It happened when I was 11 years old. I am 32 years old now and just trying to write about it makes me shake. He was my school teacher and he was tutoring me. Then it happened. I wasn’t really aware of what was happening. But I knew right then something bad just took place.
I blamed myself for it. I blamed my t-shirt, maybe it was too provocative. Maybe it was me that made him feel he can do that to me and get away with it. I haven’t told anyone about it. I was afraid my mom would be disappointed. I stopped going out with my friends. I spent most of my time alone in my room. I didn’t believe I was good enough to hang out with other kids my age. I didn’t deserve to be treated like one of them. I was no longer pure like they were.

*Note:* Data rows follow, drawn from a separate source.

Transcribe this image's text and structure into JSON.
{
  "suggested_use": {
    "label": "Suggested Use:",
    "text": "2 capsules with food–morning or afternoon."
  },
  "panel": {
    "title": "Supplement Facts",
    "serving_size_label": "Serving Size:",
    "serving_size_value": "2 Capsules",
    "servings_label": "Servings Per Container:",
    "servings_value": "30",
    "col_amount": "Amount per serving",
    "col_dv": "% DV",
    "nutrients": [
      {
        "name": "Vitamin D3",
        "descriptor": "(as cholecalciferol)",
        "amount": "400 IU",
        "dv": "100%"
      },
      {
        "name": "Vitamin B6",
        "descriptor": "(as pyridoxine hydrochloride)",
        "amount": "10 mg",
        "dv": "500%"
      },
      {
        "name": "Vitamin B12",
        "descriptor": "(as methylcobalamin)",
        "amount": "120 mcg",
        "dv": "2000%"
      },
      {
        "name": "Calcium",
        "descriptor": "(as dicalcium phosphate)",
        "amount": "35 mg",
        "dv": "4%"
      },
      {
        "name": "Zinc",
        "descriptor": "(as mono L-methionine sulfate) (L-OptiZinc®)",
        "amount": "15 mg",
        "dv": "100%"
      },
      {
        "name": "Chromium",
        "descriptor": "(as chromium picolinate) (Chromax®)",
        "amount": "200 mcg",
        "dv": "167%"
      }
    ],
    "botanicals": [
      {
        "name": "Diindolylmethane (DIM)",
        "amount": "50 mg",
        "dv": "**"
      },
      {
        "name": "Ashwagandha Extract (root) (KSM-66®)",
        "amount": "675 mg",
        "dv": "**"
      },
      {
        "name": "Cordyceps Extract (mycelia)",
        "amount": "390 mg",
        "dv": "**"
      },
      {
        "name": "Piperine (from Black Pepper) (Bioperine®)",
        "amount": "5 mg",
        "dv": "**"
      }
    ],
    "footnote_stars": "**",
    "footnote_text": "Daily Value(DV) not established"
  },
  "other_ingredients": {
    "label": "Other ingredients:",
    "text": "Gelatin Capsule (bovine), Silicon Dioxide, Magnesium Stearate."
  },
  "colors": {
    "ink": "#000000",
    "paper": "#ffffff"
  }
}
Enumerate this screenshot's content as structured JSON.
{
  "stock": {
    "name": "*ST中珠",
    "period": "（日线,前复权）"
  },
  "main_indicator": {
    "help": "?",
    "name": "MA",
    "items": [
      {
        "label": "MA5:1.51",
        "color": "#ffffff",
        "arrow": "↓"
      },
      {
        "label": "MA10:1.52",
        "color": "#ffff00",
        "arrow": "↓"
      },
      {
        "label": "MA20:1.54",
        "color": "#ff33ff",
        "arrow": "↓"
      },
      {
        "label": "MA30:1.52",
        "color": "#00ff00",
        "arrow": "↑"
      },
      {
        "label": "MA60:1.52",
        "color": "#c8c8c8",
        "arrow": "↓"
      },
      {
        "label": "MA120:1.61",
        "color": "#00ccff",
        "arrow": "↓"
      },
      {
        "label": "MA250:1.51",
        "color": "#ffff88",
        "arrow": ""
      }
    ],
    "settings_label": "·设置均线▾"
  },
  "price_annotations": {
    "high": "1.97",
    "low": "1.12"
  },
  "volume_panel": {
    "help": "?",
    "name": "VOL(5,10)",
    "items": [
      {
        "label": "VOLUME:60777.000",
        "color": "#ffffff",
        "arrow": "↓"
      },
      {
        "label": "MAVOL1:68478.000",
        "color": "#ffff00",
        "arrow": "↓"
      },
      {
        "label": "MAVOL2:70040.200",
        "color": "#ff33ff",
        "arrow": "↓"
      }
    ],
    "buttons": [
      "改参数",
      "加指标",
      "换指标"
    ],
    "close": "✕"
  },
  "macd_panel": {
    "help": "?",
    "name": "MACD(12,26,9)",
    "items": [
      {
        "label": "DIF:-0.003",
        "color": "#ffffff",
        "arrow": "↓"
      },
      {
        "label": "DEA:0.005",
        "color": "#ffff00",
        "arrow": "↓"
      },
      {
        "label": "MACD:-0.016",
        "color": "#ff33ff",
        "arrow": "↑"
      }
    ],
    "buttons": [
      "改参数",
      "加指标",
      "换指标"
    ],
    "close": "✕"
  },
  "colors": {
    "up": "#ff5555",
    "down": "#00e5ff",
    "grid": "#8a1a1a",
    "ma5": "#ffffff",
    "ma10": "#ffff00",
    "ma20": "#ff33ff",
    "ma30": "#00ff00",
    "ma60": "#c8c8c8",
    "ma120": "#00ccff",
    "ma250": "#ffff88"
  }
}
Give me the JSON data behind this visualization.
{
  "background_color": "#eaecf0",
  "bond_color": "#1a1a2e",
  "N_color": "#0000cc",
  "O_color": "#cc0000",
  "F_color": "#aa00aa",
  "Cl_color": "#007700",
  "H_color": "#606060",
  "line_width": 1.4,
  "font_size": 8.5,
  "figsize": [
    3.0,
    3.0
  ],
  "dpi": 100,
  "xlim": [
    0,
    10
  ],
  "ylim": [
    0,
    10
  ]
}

A huge part of who I was changed that day. And for better or for worse it shaped who I am today. I lived with it for about 25 years till I was able to speak up and resort to counseling. What sucks the most is that he was never held accountable for it. Till this day I am in constant fear of running into him somewhere.
I am sorry I am unable to provide more details. It’s still very painful for me to try and talk about it.
BuSSy is a performing arts project that documents and gives voice to censored untold stories about gender in different communities in Egypt. The project organizes storytelling workshops and performances where women and men step on stage to share stories about harassment, rape, gender discrimination, honor killing, forced marriage, Female genital mutilation, motherhood, domestic violence, child abuse, mass sexual assaults and many others, from different communities and cities in Egypt.